Elyor Ganiev /UN Photo/Rick Bajornas/
Tashkent, Uzbekistan (UzDaily.com) --
Ethnic tensions between Uzbeks and Kyrgyz since deadly clashes last year will not be resolved until there is a full investigation into the violence and the perpetrators are punished, Uzbekistan’s Deputy Prime Minister and Foreign Minister Elyor Ganiev told the General Assembly on 26 September.
Elyor Ganiev told the Assembly’s annual general debate that the clashes of June 2010 have become “a serious challenge to peace and stability in the Central Asian region.”
Hundreds of people were killed amid inter-ethnic clashes focused mainly in southern Kyrgyzstan, and an estimated 375,000 others were displaced from their homes.
Kyrgyzstan set up an inquiry commission into the violence and last week Secretary-General Ban Ki-moon, in a meeting with Kyrgyz President Roza Otunbaeva, encouraged the country to implement the recommendations contained in the commission’s report.
But Mr. Ganiev said that “no political and legal findings were made to date with regard to all those forces and specific individuals who ordered, organized and perpetrated the crimes.

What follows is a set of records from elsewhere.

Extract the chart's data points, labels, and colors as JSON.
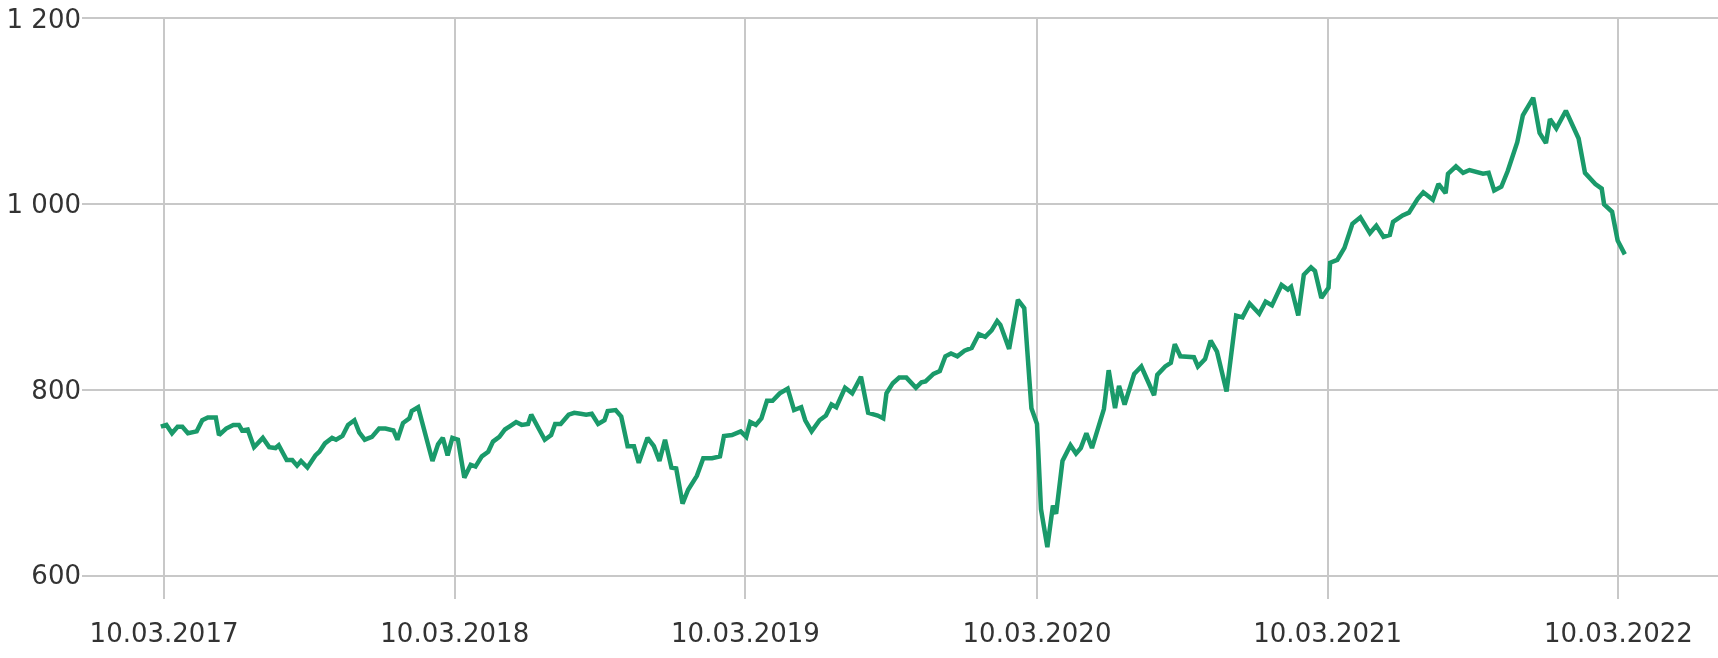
{
  "chart_data": {
    "type": "line",
    "grid": true,
    "marker": "none",
    "line_style": "solid",
    "xlim": [
      "2016-11-27",
      "2022-07-13"
    ],
    "xticks": [
      {
        "value": "2017-03-10",
        "label": "10.03.2017"
      },
      {
        "value": "2018-03-10",
        "label": "10.03.2018"
      },
      {
        "value": "2019-03-10",
        "label": "10.03.2019"
      },
      {
        "value": "2020-03-10",
        "label": "10.03.2020"
      },
      {
        "value": "2021-03-10",
        "label": "10.03.2021"
      },
      {
        "value": "2022-03-10",
        "label": "10.03.2022"
      }
    ],
    "ylim": [
      600,
      1200
    ],
    "yticks": [
      600,
      800,
      {
        "value": 1000,
        "label": "1 000"
      },
      {
        "value": 1200,
        "label": "1 200"
      }
    ],
    "x": [
      "2017-03-06",
      "2017-03-13",
      "2017-03-20",
      "2017-03-27",
      "2017-04-02",
      "2017-04-09",
      "2017-04-20",
      "2017-04-27",
      "2017-05-04",
      "2017-05-14",
      "2017-05-18",
      "2017-05-27",
      "2017-06-05",
      "2017-06-12",
      "2017-06-16",
      "2017-06-23",
      "2017-07-01",
      "2017-07-12",
      "2017-07-20",
      "2017-07-28",
      "2017-08-01",
      "2017-08-11",
      "2017-08-18",
      "2017-08-24",
      "2017-08-29",
      "2017-09-06",
      "2017-09-16",
      "2017-09-21",
      "2017-09-28",
      "2017-10-07",
      "2017-10-12",
      "2017-10-20",
      "2017-10-27",
      "2017-11-04",
      "2017-11-10",
      "2017-11-17",
      "2017-11-26",
      "2017-12-05",
      "2017-12-13",
      "2017-12-23",
      "2017-12-28",
      "2018-01-04",
      "2018-01-12",
      "2018-01-15",
      "2018-01-23",
      "2018-02-10",
      "2018-02-17",
      "2018-02-23",
      "2018-03-01",
      "2018-03-07",
      "2018-03-14",
      "2018-03-22",
      "2018-03-30",
      "2018-04-05",
      "2018-04-13",
      "2018-04-21",
      "2018-04-27",
      "2018-05-05",
      "2018-05-12",
      "2018-05-19",
      "2018-05-26",
      "2018-06-02",
      "2018-06-10",
      "2018-06-14",
      "2018-06-24",
      "2018-07-01",
      "2018-07-09",
      "2018-07-14",
      "2018-07-21",
      "2018-07-31",
      "2018-08-07",
      "2018-08-15",
      "2018-08-22",
      "2018-08-29",
      "2018-09-06",
      "2018-09-14",
      "2018-09-18",
      "2018-09-28",
      "2018-10-05",
      "2018-10-13",
      "2018-10-21",
      "2018-10-27",
      "2018-11-07",
      "2018-11-15",
      "2018-11-22",
      "2018-11-29",
      "2018-12-07",
      "2018-12-13",
      "2018-12-21",
      "2018-12-28",
      "2019-01-08",
      "2019-01-16",
      "2019-01-27",
      "2019-02-06",
      "2019-02-11",
      "2019-02-21",
      "2019-03-04",
      "2019-03-11",
      "2019-03-16",
      "2019-03-23",
      "2019-03-30",
      "2019-04-06",
      "2019-04-13",
      "2019-04-22",
      "2019-05-02",
      "2019-05-10",
      "2019-05-19",
      "2019-05-24",
      "2019-06-01",
      "2019-06-11",
      "2019-06-19",
      "2019-06-26",
      "2019-07-02",
      "2019-07-13",
      "2019-07-22",
      "2019-08-02",
      "2019-08-11",
      "2019-08-23",
      "2019-08-30",
      "2019-09-03",
      "2019-09-11",
      "2019-09-19",
      "2019-09-28",
      "2019-10-10",
      "2019-10-17",
      "2019-10-22",
      "2019-11-01",
      "2019-11-09",
      "2019-11-16",
      "2019-11-23",
      "2019-12-01",
      "2019-12-10",
      "2019-12-19",
      "2019-12-28",
      "2020-01-05",
      "2020-01-13",
      "2020-01-20",
      "2020-01-24",
      "2020-02-04",
      "2020-02-15",
      "2020-02-23",
      "2020-03-03",
      "2020-03-10",
      "2020-03-15",
      "2020-03-23",
      "2020-03-30",
      "2020-04-03",
      "2020-04-11",
      "2020-04-21",
      "2020-04-28",
      "2020-05-04",
      "2020-05-11",
      "2020-05-18",
      "2020-05-28",
      "2020-06-02",
      "2020-06-08",
      "2020-06-16",
      "2020-06-21",
      "2020-06-28",
      "2020-07-10",
      "2020-07-19",
      "2020-08-04",
      "2020-08-08",
      "2020-08-18",
      "2020-08-25",
      "2020-08-30",
      "2020-09-06",
      "2020-09-23",
      "2020-09-28",
      "2020-10-07",
      "2020-10-14",
      "2020-10-22",
      "2020-11-03",
      "2020-11-15",
      "2020-11-23",
      "2020-12-02",
      "2020-12-14",
      "2020-12-22",
      "2020-12-30",
      "2021-01-11",
      "2021-01-19",
      "2021-01-23",
      "2021-02-01",
      "2021-02-08",
      "2021-02-17",
      "2021-02-22",
      "2021-03-02",
      "2021-03-11",
      "2021-03-13",
      "2021-03-22",
      "2021-03-31",
      "2021-04-10",
      "2021-04-20",
      "2021-05-02",
      "2021-05-10",
      "2021-05-19",
      "2021-05-27",
      "2021-05-31",
      "2021-06-12",
      "2021-06-20",
      "2021-07-01",
      "2021-07-08",
      "2021-07-20",
      "2021-07-27",
      "2021-08-05",
      "2021-08-08",
      "2021-08-18",
      "2021-08-27",
      "2021-09-04",
      "2021-09-21",
      "2021-09-28",
      "2021-10-05",
      "2021-10-14",
      "2021-10-22",
      "2021-11-03",
      "2021-11-10",
      "2021-11-23",
      "2021-12-01",
      "2021-12-09",
      "2021-12-14",
      "2021-12-22",
      "2022-01-03",
      "2022-01-19",
      "2022-01-27",
      "2022-02-09",
      "2022-02-17",
      "2022-02-20",
      "2022-03-02",
      "2022-03-09",
      "2022-03-18"
    ],
    "series": [
      {
        "color": "#1a9a6a",
        "values": [
          760,
          762,
          753,
          760,
          760,
          753,
          755,
          767,
          770,
          770,
          751,
          758,
          762,
          762,
          756,
          757,
          738,
          748,
          738,
          737,
          740,
          724,
          724,
          718,
          723,
          716,
          729,
          733,
          742,
          748,
          746,
          750,
          762,
          767,
          754,
          746,
          749,
          758,
          758,
          756,
          746,
          764,
          769,
          777,
          781,
          723,
          741,
          748,
          729,
          748,
          746,
          705,
          719,
          717,
          728,
          733,
          744,
          749,
          757,
          761,
          765,
          762,
          763,
          773,
          757,
          746,
          751,
          763,
          763,
          773,
          775,
          774,
          773,
          774,
          763,
          767,
          777,
          778,
          771,
          739,
          739,
          721,
          748,
          739,
          723,
          746,
          716,
          715,
          677,
          692,
          707,
          726,
          726,
          728,
          750,
          751,
          755,
          749,
          765,
          762,
          769,
          788,
          788,
          796,
          801,
          778,
          781,
          767,
          755,
          767,
          772,
          784,
          781,
          802,
          796,
          814,
          775,
          772,
          769,
          796,
          807,
          813,
          813,
          802,
          808,
          809,
          817,
          820,
          836,
          839,
          836,
          842,
          845,
          860,
          857,
          864,
          874,
          870,
          844,
          897,
          888,
          780,
          763,
          671,
          630,
          675,
          666,
          723,
          740,
          731,
          737,
          753,
          737,
          765,
          779,
          821,
          780,
          804,
          784,
          817,
          825,
          794,
          816,
          825,
          829,
          849,
          836,
          835,
          825,
          833,
          853,
          841,
          798,
          880,
          878,
          893,
          882,
          895,
          891,
          913,
          908,
          911,
          880,
          924,
          932,
          928,
          899,
          910,
          937,
          940,
          953,
          979,
          986,
          969,
          977,
          965,
          967,
          981,
          988,
          991,
          1006,
          1013,
          1005,
          1022,
          1012,
          1033,
          1041,
          1034,
          1037,
          1033,
          1034,
          1015,
          1019,
          1036,
          1067,
          1096,
          1115,
          1077,
          1066,
          1092,
          1082,
          1101,
          1071,
          1034,
          1022,
          1017,
          1000,
          992,
          961,
          946
        ]
      }
    ]
  }
}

“Until these investigations are not carried out up to the end and the perpetrators – irrespective of their nationality, background and position – are not punished, it is difficult to expect the restoration of trust and cooperation between the Uzbek community and the Kyrgyz.”
Speaking about environment issues, he said that the socio-economic development not only of Uzbekistan but the entire Central Asian region is influenced by the environmental disaster of the Aral Sea which is practically for over the period of one generation turned from once one of the unique and most beautiful seas into a drying and disappearing pond.
“Today the Aral Sea basin has faced a set of not only ecological, but also the socio-economic and demographic problems of the planetary consequences. The UN Secretary General Mr. Ban Ki- moon was personally convinced of it while visiting the Aral Sea last year,” he said.
Uzbek Foreign Minister said: “In these circumstances the attempts to implement the projects on construction of the giant hydro facilities at the upper stream of the Amudarya and Syrdarya rivers is counterproductive and dangerous. Since, they pose serious threats to public safety both in terms of environmental, social and anthropogenic risks and maintaining the volume and regime of the river flow.
“In addressing the problems arising in this regard, we proceed from the fact that any action on using the resources of transboundary rivers must take into account the interests of all states located in their basin and on the basis of international law. This, in particular, the United Nations Conventions on the Protection and Use of Transboundary Watercourses and International Lakes of 17 March 1992 and on the Law of the Non-Navigational Uses of International Watercourses of 21 May 1997,” he added.
“We do not ignore the rights of the upper stream countries to develop their hydropower sector. In our view, it would be rather rational and safer to build the cascades of small hydropower facilities with the same total capacity of power generation,” Elyor Ganiev stated.
Elyor Ganiev said: “The position of our country not only fully goes in line with the international law and the rules in this area, but not least, comes out of them”.